Chi governa farebbe bene a leggere tutti i segnali: maggioranza divisa, partiti spaccati, opinione pubblica contraria. Non sono dettagli, sono indicatori di rischio politico.

Ignorarli significa scegliere la strada più breve oggi e la più costosa domani.

GiornaleSM continuerà a osservare, controllare e segnalare. Il Comitato PRO-SAN MARINO sarà operativo e farà molto di più! Perché su scelte di questo peso la distrazione non è neutra ed è già una decisione.

C’è poi un fatto che la politica farebbe un errore gravissimo a sottovalutare: l’opinione pubblica si è rivoltata. Non in modo folkloristico, non con qualche post isolato, ma in maniera diffusa e determinata come non mai. È accaduto perché molti cittadini hanno compreso che non si trattava di un atto simbolico, ma di una cosa che nasce in sordina e che avrà effetti devastanti se attuata. Una delibera capace di incidere sul presente e soprattutto sul futuro.

Qui non è in gioco l’emergenza del giorno dopo. Qui è in gioco la traiettoria di un Paese piccolo, dove ogni precedente pesa, dove ogni scelta strutturale si trascina effetti per decenni. È questo che ha fatto scattare la reazione. Perché i sammarinesi hanno intuito che non si stava decidendo solo per oggi, ma per i loro figli e i loro nipoti.

Quando una comunità percepisce che una delibera rischia di modificare equilibri sociali, spesa pubblica, sicurezza e coesione nel lungo periodo, la risposta non è ideologica: è difensiva. È la difesa di un futuro che non può essere ipotecato sull’onda emotiva o per compiacere una minoranza militante, forse nemmeno totalmente sammarinese.

Ed è proprio questa reazione popolare a rendere la questione ancora più delicata. Perché una delibera che segna il futuro non può essere adottata contro un sentimento così ampio del Paese reale.
Farlo significa rompere un patto implicito tra istituzioni e cittadini, quello per cui le grandi scelte vengono condivise, spiegate, legittimate.

Quando questo patto salta, il problema è la perdita di fiducia su quella politica che poco più di un anno fa ha avuto un forte consenso, ma che, soprattutto con Beccari & Co., ha disilluso molti elettori.

Ignorare questo segnale sarebbe un errore politico pesantissimo.

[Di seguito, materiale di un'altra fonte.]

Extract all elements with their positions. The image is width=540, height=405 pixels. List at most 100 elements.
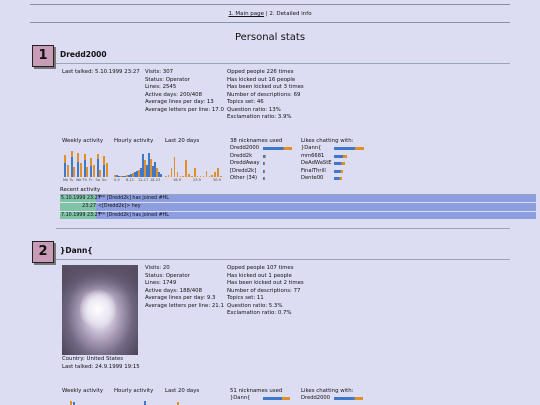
- hourly-bar: [138, 170, 140, 177]
- weekly-day-label: We: [76, 178, 82, 182]
- hourly-chart: [114, 147, 162, 177]
- weekly-bar-orange-side: [86, 167, 88, 177]
- extra-exclamation: Exclamation ratio: 3.9%: [227, 114, 292, 120]
- hourly-bar: [150, 159, 152, 177]
- hourly-tick-label: 6-11: [126, 178, 134, 182]
- last20-tick-label: 16.9: [173, 178, 181, 182]
- hourly-bar: [116, 175, 118, 177]
- hourly-bar: [128, 175, 130, 177]
- last20-bar: [182, 176, 184, 177]
- user-country: Country: United States: [62, 356, 124, 362]
- top-rule: [30, 4, 510, 5]
- list-item: Dredd2000: [230, 145, 292, 153]
- recent-time: 7.10.1999 23:27: [60, 211, 101, 220]
- hourly-tick-label: 18-23: [150, 178, 161, 182]
- weekly-bar-orange: [83, 154, 86, 160]
- hourly-bar: [148, 153, 150, 177]
- hourly-bar: [136, 171, 138, 177]
- last-talked: Last talked: 5.10.1999 23:27: [62, 69, 140, 75]
- last20-bar: [211, 175, 213, 177]
- weekly-chart: [62, 147, 110, 177]
- top-nav: 1. Main page | 2. Detailed info: [0, 11, 540, 17]
- hourly-bar: [154, 162, 156, 177]
- hourly-bar: [152, 166, 154, 177]
- nav-separator: |: [264, 11, 270, 17]
- hourly-bar: [126, 175, 128, 177]
- list-item: Other (34): [230, 175, 292, 183]
- list-item-bar: [334, 177, 342, 181]
- recent-activity-row: 5.10.1999 23:27*** [Dredd2k] has joined …: [60, 195, 536, 204]
- list-item: DeAdWaStE: [301, 160, 364, 168]
- recent-time: 23:27: [60, 203, 96, 211]
- weekly-bar-orange: [90, 158, 92, 166]
- list-item-bar: [263, 162, 265, 166]
- weekly-bar: [73, 402, 75, 405]
- user-rule: [56, 63, 510, 64]
- list-item-bar: [334, 162, 345, 166]
- last20-bar: [179, 176, 182, 177]
- weekly-bar-blue: [90, 166, 92, 177]
- hourly-bar: [114, 175, 116, 177]
- weekly-day-label: Mo: [63, 178, 69, 182]
- user-extra-stats: Opped people 107 times Has kicked out 1 …: [227, 265, 304, 318]
- extra-been-kicked: Has been kicked out 3 times: [227, 84, 304, 90]
- extra-topics: Topics set: 46: [227, 99, 264, 105]
- hourly-tick-label: 12-17: [138, 178, 149, 182]
- last20-bar: [208, 176, 211, 177]
- main-page-link[interactable]: 1. Main page: [228, 11, 265, 17]
- likes-chatting-label: Likes chatting with:: [301, 388, 354, 394]
- user-extra-stats: Opped people 226 times Has kicked out 16…: [227, 69, 304, 122]
- hourly-chart-partial: [114, 401, 162, 405]
- hourly-bar: [156, 168, 158, 177]
- stat-visits: Visits: 20: [145, 265, 170, 271]
- weekly-day-label: Th: [82, 178, 87, 182]
- weekly-bar-orange-side: [105, 163, 108, 177]
- extra-question: Question ratio: 13%: [227, 106, 281, 113]
- weekly-bar-orange-side: [66, 165, 69, 177]
- last20-bar: [214, 172, 216, 177]
- weekly-bar-blue: [83, 160, 86, 177]
- last20-bar: [188, 174, 190, 177]
- weekly-bar-blue: [64, 163, 66, 177]
- hourly-bar: [124, 176, 126, 177]
- list-item-name: Dredd2k: [230, 152, 253, 159]
- list-item-bar: [334, 154, 347, 158]
- extra-descriptions: Number of descriptions: 69: [227, 91, 301, 98]
- user-separator: [56, 228, 510, 229]
- recent-activity-label: Recent activity: [60, 187, 101, 193]
- weekly-bar-orange: [70, 151, 73, 157]
- recent-message: <[Dredd2k]> hey: [98, 204, 141, 210]
- nav-rule: [30, 22, 510, 23]
- rank-badge: 1: [32, 45, 54, 67]
- list-item: Dredd2000: [301, 395, 363, 403]
- list-item-name: Other (34): [230, 175, 258, 181]
- nickname-list: Dredd2000 Dredd2k DreddAway [Dredd2k] Other …: [230, 145, 292, 183]
- hourly-tick-label: 0-5: [114, 178, 120, 182]
- list-item-name: }Dann{: [230, 395, 251, 401]
- last20-chart-partial: [165, 401, 223, 405]
- last20-bar: [220, 176, 222, 177]
- likes-list: Dredd2000: [301, 395, 363, 403]
- extra-been-kicked: Has been kicked out 2 times: [227, 280, 304, 286]
- stat-avg-lines: Average lines per day: 9.3: [145, 295, 216, 301]
- last20-label: Last 20 days: [165, 138, 200, 144]
- weekly-bar-blue: [96, 159, 99, 177]
- extra-descriptions: Number of descriptions: 77: [227, 287, 301, 294]
- weekly-bar-orange: [77, 153, 79, 162]
- weekly-bar-orange-side: [99, 170, 101, 177]
- extra-exclamation: Exclamation ratio: 0.7%: [227, 310, 292, 316]
- list-item-bar: [263, 169, 265, 173]
- hourly-bar: [140, 168, 142, 177]
- recent-activity-row: 23:27 <[Dredd2k]> hey: [60, 203, 536, 212]
- list-item: [Dredd2k]: [230, 168, 292, 176]
- hourly-bar: [134, 172, 136, 177]
- likes-list: }Dann{mm6681 DeAdWaStE FinalThrill Dente00: [301, 145, 364, 183]
- list-item-name: [Dredd2k]: [230, 167, 257, 174]
- last20-bar: [199, 176, 202, 177]
- list-item-bar: [263, 147, 292, 151]
- detailed-info-label: 2. Detailed info: [269, 11, 312, 17]
- extra-opped: Opped people 107 times: [227, 265, 294, 271]
- stat-active-days: Active days: 188/408: [145, 287, 203, 294]
- hourly-label: Hourly activity: [114, 138, 154, 144]
- last20-tick-label: 23.9: [193, 178, 201, 182]
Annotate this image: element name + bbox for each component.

Perché le decisioni che toccano il futuro dei figli e dei nipoti non si archiviano, non vengono dimenticate, non si riassorbono. Restano. E prima o poi presentano il conto, a chi le ha prese e a chi le ha subite.

Ricordate, in maniera molto più marginale, la fine di Arzilli o del governo di Adesso.sm? A chi tocca stavolta?